Tourism-Related Jobs (Leisure and Hospitality)
November 2011 over November 2010
Not Seasonally AdjustedChange  %
United States 1.9%
NY State 3.0%
NYC Metro Area-North NJ-Long Island  1.9%
Nassau-Suffolk (Long Island) -4.2%
NYC Division-White Plains-Wayne NJ 3.2%
Newark-Union NJ 2.9%
New York City 3.7%
Sources: BLS, Press Release, Dec. 15, 2011. NY Area Employment, Nov. 2011, Jan. 4, 2012. 

These numbers (and many others) are not consistent with a narrative of widespread cancellation of conventions or trips. Tourists do not seem to have been scared away by the OWS presence in September-November 2011. Rather, they have asked the tour operators to please bring them by so they can see for themselves and (in the words of a tourist in the Judy Le video) "be part of history in the making". In November the number of new tourism-related jobs in NYC compared with the same month a year earlier was close to 13,000, nearly twice as many as the equivalent increase one year ago.
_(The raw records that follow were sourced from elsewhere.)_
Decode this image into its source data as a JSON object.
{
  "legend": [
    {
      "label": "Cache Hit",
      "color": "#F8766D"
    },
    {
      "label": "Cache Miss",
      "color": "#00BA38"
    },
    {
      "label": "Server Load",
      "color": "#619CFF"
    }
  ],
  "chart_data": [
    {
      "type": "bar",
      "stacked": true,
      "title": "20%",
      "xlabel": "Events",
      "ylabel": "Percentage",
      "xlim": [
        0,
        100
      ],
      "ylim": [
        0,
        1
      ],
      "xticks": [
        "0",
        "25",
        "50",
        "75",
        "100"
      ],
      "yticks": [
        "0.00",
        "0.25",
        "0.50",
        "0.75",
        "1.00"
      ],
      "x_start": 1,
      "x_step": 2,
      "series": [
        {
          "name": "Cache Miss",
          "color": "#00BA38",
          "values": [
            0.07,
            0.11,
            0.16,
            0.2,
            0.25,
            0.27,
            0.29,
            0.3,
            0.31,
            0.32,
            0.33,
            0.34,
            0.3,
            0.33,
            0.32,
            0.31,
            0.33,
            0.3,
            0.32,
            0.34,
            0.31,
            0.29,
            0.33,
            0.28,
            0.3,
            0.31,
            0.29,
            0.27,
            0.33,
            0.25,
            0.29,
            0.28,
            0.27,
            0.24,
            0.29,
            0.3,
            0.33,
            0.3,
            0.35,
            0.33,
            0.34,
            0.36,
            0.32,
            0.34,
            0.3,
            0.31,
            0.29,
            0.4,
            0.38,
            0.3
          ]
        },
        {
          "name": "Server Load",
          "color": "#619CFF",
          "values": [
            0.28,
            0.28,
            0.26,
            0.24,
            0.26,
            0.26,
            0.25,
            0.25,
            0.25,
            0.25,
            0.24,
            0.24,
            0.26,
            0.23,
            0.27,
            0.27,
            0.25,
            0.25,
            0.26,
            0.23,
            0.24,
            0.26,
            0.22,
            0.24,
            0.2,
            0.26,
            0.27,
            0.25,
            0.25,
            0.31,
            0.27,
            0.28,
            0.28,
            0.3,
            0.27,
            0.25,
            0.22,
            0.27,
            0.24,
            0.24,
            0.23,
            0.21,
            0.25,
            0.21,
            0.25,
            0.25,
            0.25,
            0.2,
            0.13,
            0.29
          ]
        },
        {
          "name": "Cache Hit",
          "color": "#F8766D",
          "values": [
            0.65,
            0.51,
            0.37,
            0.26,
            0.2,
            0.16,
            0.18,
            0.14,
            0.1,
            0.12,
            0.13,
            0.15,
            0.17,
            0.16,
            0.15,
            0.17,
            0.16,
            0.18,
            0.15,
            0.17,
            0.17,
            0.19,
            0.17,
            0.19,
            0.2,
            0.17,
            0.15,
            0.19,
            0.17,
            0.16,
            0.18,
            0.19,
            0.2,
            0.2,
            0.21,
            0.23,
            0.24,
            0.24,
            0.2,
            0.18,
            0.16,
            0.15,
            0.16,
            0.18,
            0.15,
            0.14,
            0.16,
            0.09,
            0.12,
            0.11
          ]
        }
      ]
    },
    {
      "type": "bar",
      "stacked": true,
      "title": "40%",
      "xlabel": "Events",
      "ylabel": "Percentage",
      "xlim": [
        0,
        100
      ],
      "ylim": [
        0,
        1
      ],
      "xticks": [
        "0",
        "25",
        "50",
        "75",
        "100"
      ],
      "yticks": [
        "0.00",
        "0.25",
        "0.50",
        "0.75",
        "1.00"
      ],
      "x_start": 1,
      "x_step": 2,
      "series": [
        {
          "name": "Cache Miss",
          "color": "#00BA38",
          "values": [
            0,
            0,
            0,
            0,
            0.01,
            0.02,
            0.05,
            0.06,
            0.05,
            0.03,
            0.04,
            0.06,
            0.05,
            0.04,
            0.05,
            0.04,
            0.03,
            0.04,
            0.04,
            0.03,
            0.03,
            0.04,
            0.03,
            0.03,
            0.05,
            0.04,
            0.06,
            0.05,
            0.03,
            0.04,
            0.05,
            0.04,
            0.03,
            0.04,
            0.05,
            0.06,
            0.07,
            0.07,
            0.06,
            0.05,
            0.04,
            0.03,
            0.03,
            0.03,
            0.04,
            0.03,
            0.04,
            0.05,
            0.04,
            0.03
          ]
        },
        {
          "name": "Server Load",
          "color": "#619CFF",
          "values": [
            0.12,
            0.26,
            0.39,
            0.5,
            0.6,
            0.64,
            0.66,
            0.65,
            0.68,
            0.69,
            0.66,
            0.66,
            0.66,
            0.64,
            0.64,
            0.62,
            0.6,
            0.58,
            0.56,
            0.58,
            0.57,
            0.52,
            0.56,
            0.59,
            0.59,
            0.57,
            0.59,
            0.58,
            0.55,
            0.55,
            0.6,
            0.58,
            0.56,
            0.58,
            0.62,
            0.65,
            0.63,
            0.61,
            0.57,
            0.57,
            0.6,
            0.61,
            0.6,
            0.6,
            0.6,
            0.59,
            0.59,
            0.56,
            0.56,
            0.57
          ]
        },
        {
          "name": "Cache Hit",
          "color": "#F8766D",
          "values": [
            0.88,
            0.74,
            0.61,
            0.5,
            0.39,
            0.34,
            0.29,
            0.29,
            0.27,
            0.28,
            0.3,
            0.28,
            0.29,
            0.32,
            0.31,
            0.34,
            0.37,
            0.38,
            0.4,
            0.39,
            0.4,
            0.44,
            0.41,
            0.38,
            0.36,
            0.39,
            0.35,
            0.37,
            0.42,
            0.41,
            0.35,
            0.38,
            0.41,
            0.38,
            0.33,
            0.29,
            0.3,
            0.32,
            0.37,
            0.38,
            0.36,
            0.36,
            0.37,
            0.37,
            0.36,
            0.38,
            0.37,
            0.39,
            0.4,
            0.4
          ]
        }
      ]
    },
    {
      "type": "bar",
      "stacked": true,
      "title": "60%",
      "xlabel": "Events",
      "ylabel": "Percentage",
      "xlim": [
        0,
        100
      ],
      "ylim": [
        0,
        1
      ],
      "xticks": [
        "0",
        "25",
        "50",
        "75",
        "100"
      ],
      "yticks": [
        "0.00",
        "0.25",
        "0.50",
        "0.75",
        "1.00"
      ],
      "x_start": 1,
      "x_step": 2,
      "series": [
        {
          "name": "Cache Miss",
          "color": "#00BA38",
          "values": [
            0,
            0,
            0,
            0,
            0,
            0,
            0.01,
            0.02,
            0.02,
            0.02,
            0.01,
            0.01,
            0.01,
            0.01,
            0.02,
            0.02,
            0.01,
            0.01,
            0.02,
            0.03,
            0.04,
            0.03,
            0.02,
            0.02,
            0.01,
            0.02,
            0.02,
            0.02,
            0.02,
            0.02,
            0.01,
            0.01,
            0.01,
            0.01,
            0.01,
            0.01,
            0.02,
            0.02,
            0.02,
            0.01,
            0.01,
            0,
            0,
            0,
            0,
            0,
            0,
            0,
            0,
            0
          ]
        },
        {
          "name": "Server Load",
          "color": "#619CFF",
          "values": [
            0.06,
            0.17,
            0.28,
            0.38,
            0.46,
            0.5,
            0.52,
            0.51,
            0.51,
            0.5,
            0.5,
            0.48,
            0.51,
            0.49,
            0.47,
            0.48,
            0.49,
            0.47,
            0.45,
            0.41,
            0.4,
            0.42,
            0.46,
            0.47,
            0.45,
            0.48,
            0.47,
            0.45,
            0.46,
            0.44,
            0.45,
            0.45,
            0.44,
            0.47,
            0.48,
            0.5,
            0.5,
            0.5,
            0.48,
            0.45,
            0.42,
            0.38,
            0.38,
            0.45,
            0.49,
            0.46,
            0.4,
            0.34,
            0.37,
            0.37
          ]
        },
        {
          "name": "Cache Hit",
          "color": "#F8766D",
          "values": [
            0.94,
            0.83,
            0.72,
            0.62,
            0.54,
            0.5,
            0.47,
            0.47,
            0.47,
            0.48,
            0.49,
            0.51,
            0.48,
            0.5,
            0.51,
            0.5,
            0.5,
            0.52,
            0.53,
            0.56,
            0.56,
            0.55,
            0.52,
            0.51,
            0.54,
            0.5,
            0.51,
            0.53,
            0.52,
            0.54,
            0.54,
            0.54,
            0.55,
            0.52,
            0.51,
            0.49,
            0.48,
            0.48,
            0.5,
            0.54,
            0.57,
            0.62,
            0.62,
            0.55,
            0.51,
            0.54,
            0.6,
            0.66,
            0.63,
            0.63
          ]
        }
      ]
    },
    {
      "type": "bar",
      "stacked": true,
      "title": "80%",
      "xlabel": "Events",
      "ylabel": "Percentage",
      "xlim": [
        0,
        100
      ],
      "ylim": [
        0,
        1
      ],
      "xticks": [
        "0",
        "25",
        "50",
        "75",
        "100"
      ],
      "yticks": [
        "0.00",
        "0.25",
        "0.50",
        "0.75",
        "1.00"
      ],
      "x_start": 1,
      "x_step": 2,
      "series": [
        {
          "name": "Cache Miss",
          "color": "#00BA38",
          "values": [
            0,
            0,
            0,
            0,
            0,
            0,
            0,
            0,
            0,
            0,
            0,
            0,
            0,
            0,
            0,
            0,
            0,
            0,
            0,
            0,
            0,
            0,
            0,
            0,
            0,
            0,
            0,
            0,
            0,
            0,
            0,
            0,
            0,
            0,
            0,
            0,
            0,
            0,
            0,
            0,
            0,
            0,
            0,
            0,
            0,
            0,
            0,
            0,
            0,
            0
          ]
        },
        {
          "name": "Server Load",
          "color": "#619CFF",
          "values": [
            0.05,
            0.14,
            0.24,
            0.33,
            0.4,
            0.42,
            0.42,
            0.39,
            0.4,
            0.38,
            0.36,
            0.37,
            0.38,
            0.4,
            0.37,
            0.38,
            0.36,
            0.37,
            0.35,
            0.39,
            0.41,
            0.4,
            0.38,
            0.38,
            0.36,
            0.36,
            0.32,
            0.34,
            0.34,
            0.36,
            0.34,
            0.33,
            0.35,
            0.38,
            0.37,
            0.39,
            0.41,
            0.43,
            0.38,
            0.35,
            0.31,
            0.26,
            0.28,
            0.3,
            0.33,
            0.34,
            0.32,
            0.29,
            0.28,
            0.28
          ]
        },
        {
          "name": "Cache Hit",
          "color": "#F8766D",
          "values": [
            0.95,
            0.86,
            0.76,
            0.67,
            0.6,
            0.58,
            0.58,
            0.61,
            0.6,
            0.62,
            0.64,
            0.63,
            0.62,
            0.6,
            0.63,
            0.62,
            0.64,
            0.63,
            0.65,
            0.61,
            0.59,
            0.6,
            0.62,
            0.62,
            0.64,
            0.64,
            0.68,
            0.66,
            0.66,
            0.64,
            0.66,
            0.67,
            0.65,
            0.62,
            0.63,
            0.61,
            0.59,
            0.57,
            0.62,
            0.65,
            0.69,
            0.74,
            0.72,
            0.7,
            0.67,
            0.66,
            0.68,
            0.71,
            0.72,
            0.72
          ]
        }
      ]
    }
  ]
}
So thank you, OWS and Mayor Bloomberg and Commissioner Kelly, for keeping the protest basically  within nonviolent boundaries. The British (and Canadians and Australians) are still coming! To broaden the base of foreign tourists coming here - they are the biggest spenders and many are facing economic issues back home - we must focus on making it easier for more of them to get visas to make the trip.